Brazil’s soybean market went crazy in June and July.
“It was the most intense marketing of the soybean crop in history,” said Fernando Muraro, grain analyst at AgRural, a local farm consultancy.
On the face of it, farmers forward sold their 2015-16 crop well, locking in positive margins when most consultants were predicting negative margins for most of the year.
But the surge in business highlights the impact of the credit crunch Brazil is currently suffering and a lack of operating capital among farmers.
Brazilian farmers typically forward sell their next soybean crop soon after the harvest, fixing prices on inputs in return for committing to deliver the eventual harvest.
In recent years, these deals account for about a third of financing, with official and private funding accounting for another third and the final third is covered using the farmers’ own capital.
However, this year credit evaporated in the first half of 2015 amid the economic crisis, partly fueled by the political uncertainty which has engulfed Brazil.
Traditionally, banks and input companies started offering loans to buy inputs starting in May.

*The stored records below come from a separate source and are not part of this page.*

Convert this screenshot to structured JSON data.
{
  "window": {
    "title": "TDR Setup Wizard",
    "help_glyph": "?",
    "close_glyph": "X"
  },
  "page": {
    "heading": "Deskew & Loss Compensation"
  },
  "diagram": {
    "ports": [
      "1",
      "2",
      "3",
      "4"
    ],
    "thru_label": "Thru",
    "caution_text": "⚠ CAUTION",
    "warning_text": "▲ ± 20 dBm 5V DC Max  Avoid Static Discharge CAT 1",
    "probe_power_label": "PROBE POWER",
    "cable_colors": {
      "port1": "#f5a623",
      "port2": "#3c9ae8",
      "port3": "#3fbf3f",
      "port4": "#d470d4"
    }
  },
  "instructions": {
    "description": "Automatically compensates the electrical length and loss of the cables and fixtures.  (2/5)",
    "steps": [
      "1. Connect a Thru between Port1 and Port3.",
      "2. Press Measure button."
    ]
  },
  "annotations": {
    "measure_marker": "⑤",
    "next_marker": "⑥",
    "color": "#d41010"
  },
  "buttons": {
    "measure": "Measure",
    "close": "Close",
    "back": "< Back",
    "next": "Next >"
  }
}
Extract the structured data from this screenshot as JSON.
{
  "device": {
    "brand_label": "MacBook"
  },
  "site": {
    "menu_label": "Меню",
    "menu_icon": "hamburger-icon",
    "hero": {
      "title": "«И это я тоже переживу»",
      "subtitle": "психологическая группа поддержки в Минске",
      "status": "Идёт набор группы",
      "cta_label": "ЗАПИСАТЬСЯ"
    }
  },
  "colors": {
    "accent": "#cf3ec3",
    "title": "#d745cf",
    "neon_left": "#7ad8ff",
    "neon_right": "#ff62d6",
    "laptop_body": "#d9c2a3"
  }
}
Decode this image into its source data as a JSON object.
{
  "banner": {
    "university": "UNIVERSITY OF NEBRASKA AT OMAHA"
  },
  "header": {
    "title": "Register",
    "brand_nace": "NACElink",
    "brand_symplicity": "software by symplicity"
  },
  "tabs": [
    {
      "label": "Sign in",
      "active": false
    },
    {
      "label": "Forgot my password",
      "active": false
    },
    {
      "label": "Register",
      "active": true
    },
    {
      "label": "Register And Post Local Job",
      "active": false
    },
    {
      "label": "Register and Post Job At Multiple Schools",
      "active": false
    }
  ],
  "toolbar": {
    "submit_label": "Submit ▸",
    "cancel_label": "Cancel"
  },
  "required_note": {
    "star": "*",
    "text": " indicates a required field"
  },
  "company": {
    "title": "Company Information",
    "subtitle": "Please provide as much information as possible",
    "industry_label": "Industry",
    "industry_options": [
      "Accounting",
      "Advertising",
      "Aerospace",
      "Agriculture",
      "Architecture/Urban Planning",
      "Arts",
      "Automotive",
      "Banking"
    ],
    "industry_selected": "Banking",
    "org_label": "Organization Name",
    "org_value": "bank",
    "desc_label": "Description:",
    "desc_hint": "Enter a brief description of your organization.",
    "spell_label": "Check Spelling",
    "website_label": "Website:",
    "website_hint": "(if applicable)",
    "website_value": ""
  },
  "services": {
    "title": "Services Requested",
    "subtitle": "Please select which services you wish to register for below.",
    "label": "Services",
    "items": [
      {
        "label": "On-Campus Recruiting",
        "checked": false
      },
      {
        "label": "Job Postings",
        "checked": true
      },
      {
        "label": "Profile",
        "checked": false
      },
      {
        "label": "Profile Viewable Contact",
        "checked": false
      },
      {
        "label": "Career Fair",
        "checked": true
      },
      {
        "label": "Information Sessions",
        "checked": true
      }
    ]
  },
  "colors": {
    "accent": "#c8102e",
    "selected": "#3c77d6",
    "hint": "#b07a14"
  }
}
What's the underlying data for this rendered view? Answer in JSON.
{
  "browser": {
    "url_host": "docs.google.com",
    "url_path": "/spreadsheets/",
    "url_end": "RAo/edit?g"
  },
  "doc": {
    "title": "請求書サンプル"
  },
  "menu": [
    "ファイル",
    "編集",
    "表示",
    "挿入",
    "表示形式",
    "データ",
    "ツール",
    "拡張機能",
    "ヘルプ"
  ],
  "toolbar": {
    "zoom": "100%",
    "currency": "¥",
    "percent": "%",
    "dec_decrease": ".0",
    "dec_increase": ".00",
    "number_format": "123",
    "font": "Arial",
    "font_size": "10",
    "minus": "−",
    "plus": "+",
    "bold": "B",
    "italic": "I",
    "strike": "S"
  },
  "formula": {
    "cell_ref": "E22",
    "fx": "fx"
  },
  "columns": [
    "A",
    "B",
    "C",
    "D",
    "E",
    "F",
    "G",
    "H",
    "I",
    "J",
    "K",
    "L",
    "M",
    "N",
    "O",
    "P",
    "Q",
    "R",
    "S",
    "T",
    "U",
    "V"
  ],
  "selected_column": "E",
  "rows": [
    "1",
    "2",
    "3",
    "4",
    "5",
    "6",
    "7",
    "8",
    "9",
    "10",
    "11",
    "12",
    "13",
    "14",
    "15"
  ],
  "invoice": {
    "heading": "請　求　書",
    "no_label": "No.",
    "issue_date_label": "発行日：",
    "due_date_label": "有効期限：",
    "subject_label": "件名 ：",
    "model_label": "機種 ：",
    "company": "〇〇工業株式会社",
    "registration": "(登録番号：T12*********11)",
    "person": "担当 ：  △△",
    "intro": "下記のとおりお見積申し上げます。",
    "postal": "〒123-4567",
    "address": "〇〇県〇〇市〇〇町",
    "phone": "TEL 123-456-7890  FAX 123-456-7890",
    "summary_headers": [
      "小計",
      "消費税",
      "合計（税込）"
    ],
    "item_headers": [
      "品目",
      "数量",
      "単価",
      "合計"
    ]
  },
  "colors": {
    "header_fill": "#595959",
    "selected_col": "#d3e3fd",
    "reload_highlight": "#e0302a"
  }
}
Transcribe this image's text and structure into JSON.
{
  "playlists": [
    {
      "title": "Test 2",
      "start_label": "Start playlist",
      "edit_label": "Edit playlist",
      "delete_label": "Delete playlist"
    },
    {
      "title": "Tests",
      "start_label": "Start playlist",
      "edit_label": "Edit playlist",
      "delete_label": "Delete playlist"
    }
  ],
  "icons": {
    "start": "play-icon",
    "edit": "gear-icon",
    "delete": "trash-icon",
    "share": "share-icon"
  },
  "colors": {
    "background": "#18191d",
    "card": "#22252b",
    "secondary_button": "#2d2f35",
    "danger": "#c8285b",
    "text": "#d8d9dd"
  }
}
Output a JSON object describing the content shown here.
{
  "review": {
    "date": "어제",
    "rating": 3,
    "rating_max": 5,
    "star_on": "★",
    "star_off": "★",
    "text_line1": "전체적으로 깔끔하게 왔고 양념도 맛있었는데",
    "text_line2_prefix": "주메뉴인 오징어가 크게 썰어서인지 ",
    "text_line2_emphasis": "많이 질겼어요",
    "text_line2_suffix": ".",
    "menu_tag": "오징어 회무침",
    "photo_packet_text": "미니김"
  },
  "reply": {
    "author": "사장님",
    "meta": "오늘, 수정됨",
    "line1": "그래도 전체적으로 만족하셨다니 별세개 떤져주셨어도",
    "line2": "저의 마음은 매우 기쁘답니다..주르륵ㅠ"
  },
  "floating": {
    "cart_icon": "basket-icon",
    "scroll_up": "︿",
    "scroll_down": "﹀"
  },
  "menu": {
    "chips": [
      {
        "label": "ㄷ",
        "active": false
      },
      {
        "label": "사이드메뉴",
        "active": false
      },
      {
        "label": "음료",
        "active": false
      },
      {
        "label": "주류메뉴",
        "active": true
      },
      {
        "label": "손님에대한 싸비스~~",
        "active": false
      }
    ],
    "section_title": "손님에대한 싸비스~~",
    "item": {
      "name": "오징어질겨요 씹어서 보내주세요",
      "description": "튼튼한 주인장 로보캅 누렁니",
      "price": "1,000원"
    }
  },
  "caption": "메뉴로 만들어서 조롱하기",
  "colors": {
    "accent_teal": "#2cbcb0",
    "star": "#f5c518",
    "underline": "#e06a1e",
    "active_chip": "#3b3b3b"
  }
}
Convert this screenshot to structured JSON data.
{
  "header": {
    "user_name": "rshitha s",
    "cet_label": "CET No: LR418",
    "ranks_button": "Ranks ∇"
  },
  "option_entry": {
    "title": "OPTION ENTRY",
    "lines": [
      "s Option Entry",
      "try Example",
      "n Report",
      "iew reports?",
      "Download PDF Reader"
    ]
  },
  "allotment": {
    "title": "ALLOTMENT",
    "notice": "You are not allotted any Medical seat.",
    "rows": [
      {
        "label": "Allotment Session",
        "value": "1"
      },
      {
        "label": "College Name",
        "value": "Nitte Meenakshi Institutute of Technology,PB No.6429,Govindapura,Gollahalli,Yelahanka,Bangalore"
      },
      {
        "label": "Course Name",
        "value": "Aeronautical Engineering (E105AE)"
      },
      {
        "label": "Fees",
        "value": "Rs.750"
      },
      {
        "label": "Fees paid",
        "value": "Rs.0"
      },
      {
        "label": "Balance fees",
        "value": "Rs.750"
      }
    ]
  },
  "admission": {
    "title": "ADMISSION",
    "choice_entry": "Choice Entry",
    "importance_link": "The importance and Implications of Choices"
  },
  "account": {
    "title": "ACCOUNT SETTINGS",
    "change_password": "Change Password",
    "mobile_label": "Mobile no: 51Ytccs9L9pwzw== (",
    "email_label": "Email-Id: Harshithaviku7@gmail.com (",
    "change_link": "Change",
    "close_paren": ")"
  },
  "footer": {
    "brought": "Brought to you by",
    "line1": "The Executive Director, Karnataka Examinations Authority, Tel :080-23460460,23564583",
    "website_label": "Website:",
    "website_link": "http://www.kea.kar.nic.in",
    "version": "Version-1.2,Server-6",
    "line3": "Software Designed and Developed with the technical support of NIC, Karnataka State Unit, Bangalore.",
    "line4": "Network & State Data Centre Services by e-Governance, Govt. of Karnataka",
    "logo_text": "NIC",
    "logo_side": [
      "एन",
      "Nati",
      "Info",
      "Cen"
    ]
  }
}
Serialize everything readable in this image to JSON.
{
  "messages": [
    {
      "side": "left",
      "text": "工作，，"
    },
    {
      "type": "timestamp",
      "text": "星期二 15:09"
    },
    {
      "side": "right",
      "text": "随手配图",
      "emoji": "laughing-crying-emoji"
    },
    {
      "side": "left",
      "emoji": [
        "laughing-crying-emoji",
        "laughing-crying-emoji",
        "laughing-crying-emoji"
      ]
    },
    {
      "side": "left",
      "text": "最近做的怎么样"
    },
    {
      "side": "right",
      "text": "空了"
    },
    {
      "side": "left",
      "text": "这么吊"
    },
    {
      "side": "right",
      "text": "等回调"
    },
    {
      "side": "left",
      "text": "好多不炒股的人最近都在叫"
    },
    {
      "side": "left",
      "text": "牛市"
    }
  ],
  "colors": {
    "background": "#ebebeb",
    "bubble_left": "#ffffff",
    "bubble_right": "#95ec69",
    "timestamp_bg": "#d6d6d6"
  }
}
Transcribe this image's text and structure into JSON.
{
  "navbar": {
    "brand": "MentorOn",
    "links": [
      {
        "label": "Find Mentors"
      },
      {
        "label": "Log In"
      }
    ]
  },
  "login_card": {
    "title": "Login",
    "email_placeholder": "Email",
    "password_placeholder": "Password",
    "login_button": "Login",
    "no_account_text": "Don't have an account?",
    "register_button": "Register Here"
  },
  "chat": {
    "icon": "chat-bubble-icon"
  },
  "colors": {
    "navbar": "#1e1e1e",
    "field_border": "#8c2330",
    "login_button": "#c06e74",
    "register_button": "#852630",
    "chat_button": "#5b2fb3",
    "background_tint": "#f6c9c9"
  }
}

That didn’t happen in 2015 as they sought to limit exposure in an environment where the soybean market was bearish, the local economy was shrinking and local markets were extremely volatile.
“We have seen the local input sellers be extremely cautious in the first half of the year,” said George Wagner, chairman of the Brazilian Fertilizer Distributors Association (ANDA).
Availability of credit for soybean farming was down 79% between January and May, according to figures from the Sao Paulo Industrial Federation (FIESP).
That situation turned around in June and July after Agriculture Minister Katia Abreu sought to alleviate the pressure, announcing a 20% increase in the official credit budget to R$188 billion ($73 billion).
The release of these funds did help the situation, as did the surge in international soybean quotes combined with a 15% devaluation of the real in June and July, which turned margins positive from June and made input and trading firms more relaxed about lending.
As a result, farmers took out R$8 billion in soybean credit in June and July, up more than 50% on the same period previous year.
But the headline numbers hide the problems that the under-capitalized farmers, those who need credit most, are experiencing in obtaining lines.
Farmers around the country complain about the difficulty they experience in securing subsidized credit lines. Meanwhile, the banks ask for much greater guarantees in return for lending money. In previous years, a commitment to deliver the resulting soybeans was enough. This year, banks are asking for mortgages on the land as well.
“The banks are taking a long time to release the money and sometimes asking for huge guarantees. It’s a tough spot,” said Laercio Lenz, president of the farmers union in Sorriso, the largest soy municipality in Mato Grosso.
As a result, when trading companies and input firms started to offer more forward contracts and local prices jumped, farmers fell upon the offers, selling massive portions of their crop.
Brazilian forward sales of soybeans jumped from 6% at the start of June to 25% at the start of August, up dramatically from 7% at the same stage last year, according to AgRural.
In frontier regions and northern Mato Grosso, it is common for farmers to have already sold more than 60% of their next crop and some have sold up to 80% of the crop.
With margins that cover costs, excluding land costs, that’s not too bad. But the quick sale shows that a common assumption, that Brazilian farmers are well capitalized, does not hold true anymore.
Many farmers across the Cerrado have made good money over the last five years. But most of these funds have been plowed back into the business, either with the purchase of land or equipment. If you talk to any large farmer in northern Mato Grosso, they have nearly all been acquiring land.
With margins tight and credit short, many are now finding it tougher to make payments.
For the first time, lack of credit appeared in the top five concerns of farmers in the second quarter of 2015, according to FIESP’s IC Agro survey.
“It’s a very delicate situation for farmers in Mato Grosso,” said AgRural’s Muraro.
Last season, farmers were aided by a devaluing real. In the upcoming 2015-16 season, the exchange rate seems also to be coming to farmers’ aid. But many are worried about what will happen if the real strengthens.
“Brazilian farmers have turned into forex speculators. But that can also turn against them,” said Muraro.
With the cost of farming on the increase, that represents a big problem.
According to IMEA, total costs have risen 17% to R$2,879 per hectare ($322 per acre). But interestingly, inputs as a percentage of total costs fell from 61% in 2002-03 to 48% in 2014-15.